Per la Convention repubblicana è divenuto il «ground zero» dei «Bikers for Trump», il movimento di motociclisti che sostiene il candidato del Grand Old Party e che, nel corso delle primarie, gli ha fatto da angelo custode. «Ci consideriamo una sorta di ausiliari della legge», spiega Chris Cox, fondatore e presidente del movimento che si è investito della funzione di «back-the-badge», sostenere le forze dell’ordine. Una sorta di milizia di centauri che veglia sul tranquillo andamento dei lavori. C’è chi li considera, seppur dalla porte opposta dell’emiciclo politico-sociale, come i gruppi radicali neri. 
«Non ci parlate di Black Lives Matter o ancor peggio di Pantere nere – avverte Cox -. Noi non vogliamo accoppare i poliziotti, vogliamo collaborare con loro». Sono oltre mille i «bikers for Trump» confluiti nella città dell’Ohio per la kermesse, alcuni di loro sono armati, ma la gran parte non lo fanno vedere. «Il capo della polizia ci ha chiesto di sospendere l’open carry, abbiamo accettato in segno di rispetto», racconta Cox in riferimento alla legge che consente di fare sfoggio di fucili e pistole.

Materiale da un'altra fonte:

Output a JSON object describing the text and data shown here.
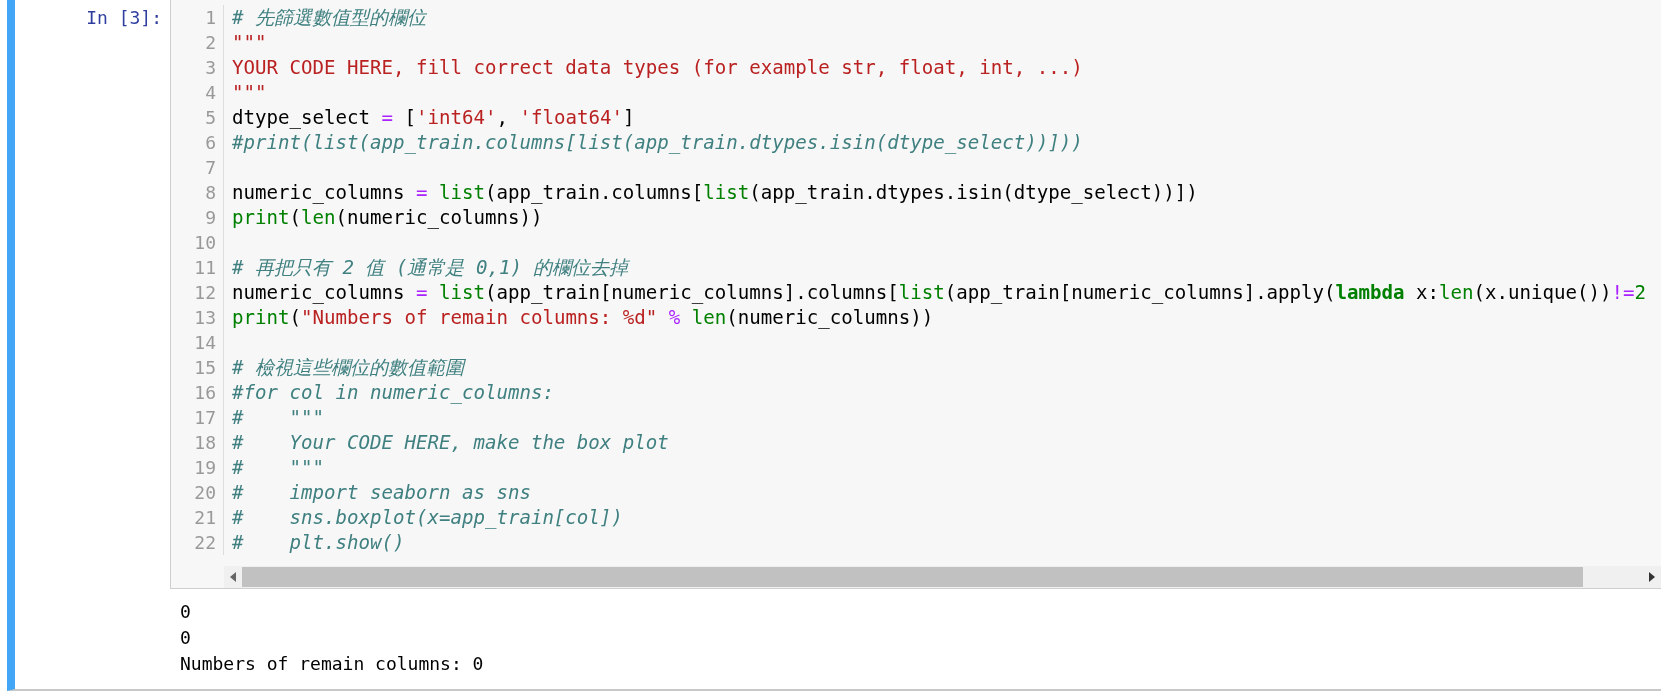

Sembrano evocare tempi lontani, ironia della sorte gli stessi delle Pantere nere, la fine degli Anni Sessanta, quelli degli Hell’s Angel, il gruppo di bikers poi dichiarato fuorilegge. I moderni «easy rider» si definiscono un «gruppo paraformale» dalla parte della Legge. 

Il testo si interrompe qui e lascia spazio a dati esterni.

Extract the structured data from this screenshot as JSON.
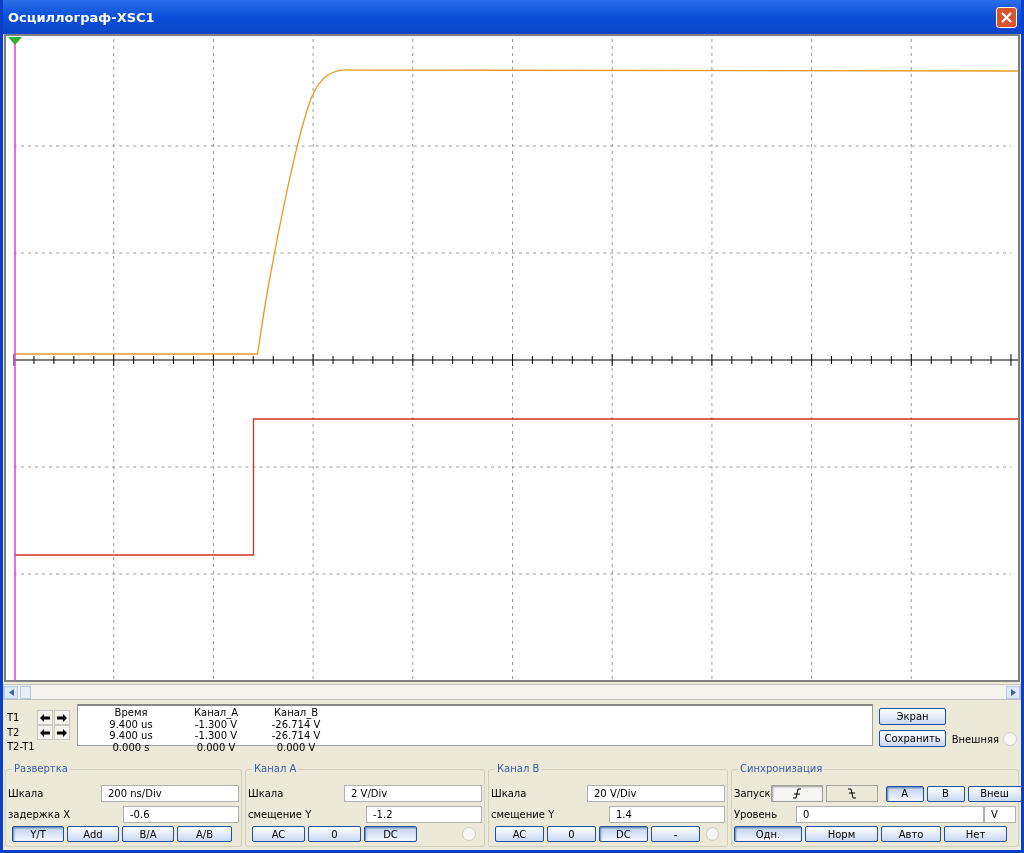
{
  "window": {
    "title": "Осциллограф-XSC1"
  },
  "readout": {
    "columns": [
      "Время",
      "Канал_A",
      "Канал_B"
    ],
    "rows": [
      {
        "label": "T1",
        "kind": "cursor",
        "values": [
          "9.400 us",
          "-1.300 V",
          "-26.714 V"
        ]
      },
      {
        "label": "T2",
        "kind": "cursor",
        "values": [
          "9.400 us",
          "-1.300 V",
          "-26.714 V"
        ]
      },
      {
        "label": "T2-T1",
        "kind": "diff",
        "values": [
          "0.000 s",
          "0.000 V",
          "0.000 V"
        ]
      }
    ]
  },
  "side_buttons": [
    "Экран",
    "Сохранить"
  ],
  "external": {
    "label": "Внешняя",
    "selected": false
  },
  "groups": [
    {
      "kind": "timebase",
      "title": "Развертка",
      "fields": [
        {
          "label": "Шкала",
          "value": "200 ns/Div"
        },
        {
          "label": "задержка X",
          "value": "-0.6"
        }
      ],
      "buttons": [
        {
          "label": "Y/T",
          "selected": true
        },
        {
          "label": "Add",
          "selected": false
        },
        {
          "label": "B/A",
          "selected": false
        },
        {
          "label": "A/B",
          "selected": false
        }
      ]
    },
    {
      "kind": "channel",
      "title": "Канал A",
      "fields": [
        {
          "label": "Шкала",
          "value": "2  V/Div"
        },
        {
          "label": "смещение Y",
          "value": "-1.2"
        }
      ],
      "buttons": [
        {
          "label": "AC",
          "selected": false
        },
        {
          "label": "0",
          "selected": false
        },
        {
          "label": "DC",
          "selected": true
        }
      ],
      "radio": {
        "selected": false
      }
    },
    {
      "kind": "channel",
      "title": "Канал B",
      "fields": [
        {
          "label": "Шкала",
          "value": "20  V/Div"
        },
        {
          "label": "смещение Y",
          "value": "1.4"
        }
      ],
      "buttons": [
        {
          "label": "AC",
          "selected": false
        },
        {
          "label": "0",
          "selected": false
        },
        {
          "label": "DC",
          "selected": true
        },
        {
          "label": "-",
          "selected": false
        }
      ],
      "radio": {
        "selected": false
      }
    }
  ],
  "trigger": {
    "title": "Синхронизация",
    "edge_label": "Запуск",
    "edges": [
      {
        "kind": "rising",
        "selected": true
      },
      {
        "kind": "falling",
        "selected": false
      }
    ],
    "sources": [
      {
        "label": "A",
        "selected": true
      },
      {
        "label": "B",
        "selected": false
      },
      {
        "label": "Внеш",
        "selected": false
      }
    ],
    "level_label": "Уровень",
    "level_value": "0",
    "level_unit": "V",
    "modes": [
      {
        "label": "Одн.",
        "selected": true
      },
      {
        "label": "Норм",
        "selected": false
      },
      {
        "label": "Авто",
        "selected": false
      },
      {
        "label": "Нет",
        "selected": false
      }
    ]
  }
}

«Noi non siamo e non vogliamo essere paragonati a provocatori», prosegue il numero uno. La tempra è quella del soldato, il carisma del leader, non a caso Trump lo ha voluto sul palco della Q-Arena. Il 70% dei motociclisti del tycoon ha un passato nelle forze armate: «La nostra esperienza militare ci serve a impedire a qualcuno di guastare la festa», spiega Steve, barba stile «Duck Dinasty» che fa da cornice a un paio di occhialoni specchiati. Ha guidato per 700 chilometri con la sua Harley nera ed ora è pronto a rigenerarsi con una bionda alla spina. Altri come Joshua hanno cavalcato la due ruote per molto più tempo, quello necessario per arrivare dal Montana. «Sono preoccupato per la nostra società, per il nostro Paese per i principi su cui è fondato e per il suo futuro – dice – Ci sono persone come Malik Shabazz ex capo delle Nuove Pantere Nere che invoca la violenza e parla di piombo ai poliziotti o Black Lives Matter che vuole bloccare la Convention». Ma la loro presenza non rischia di esacerbare gli animi? «La nostra prima arma è la diplomazia. Siamo prima di tutto un muro di carne che protegge chi è in pericolo, se le cose precipitano ci attiviamo», ci dice Reggie, biker di Harrisburh, Pennsylvania, mentre al telefono detta le coordinate. Sta parlando con alcuni colleghi di «Patriot Guard Riders» e «Defenders For Liberty» altre due formazioni di centauri col debole per Trump, radunati tra lo Smedley’s Bar e il Lion’s Pub, altri due ritrovi a tema di Cleveland. L’appuntamento è nei pressi della Q-Arena dove è in corso un’iniziativa del movimento trumpiano «America First». «Andiamo a vedere di che si tratta, non è obbligatorio manifestare», dice Rocky di «Trucker for Trump». 
«Stasera si parla di economia alla Convention, allora statemi a sentire: io pago 5 mila dollari al mese di pedaggio stradale per ogni mezzo, i messicani non sono tenuti a farlo, io avevo 10 camion ora ne ho la metà, ci stanno mandando in bancarotta». La lezione sul libero scambio sottintende un disagio comune anche ad altre categorie. «Io sono qui, noi siamo qui, per rappresentare patrioti e veterani americani – ci dice Pocket, biker col soprannome ereditato dalle missioni del primo Iraq -. Si può essere contrari alla guerra, ma non si può dimenticare chi l’ha combattuta».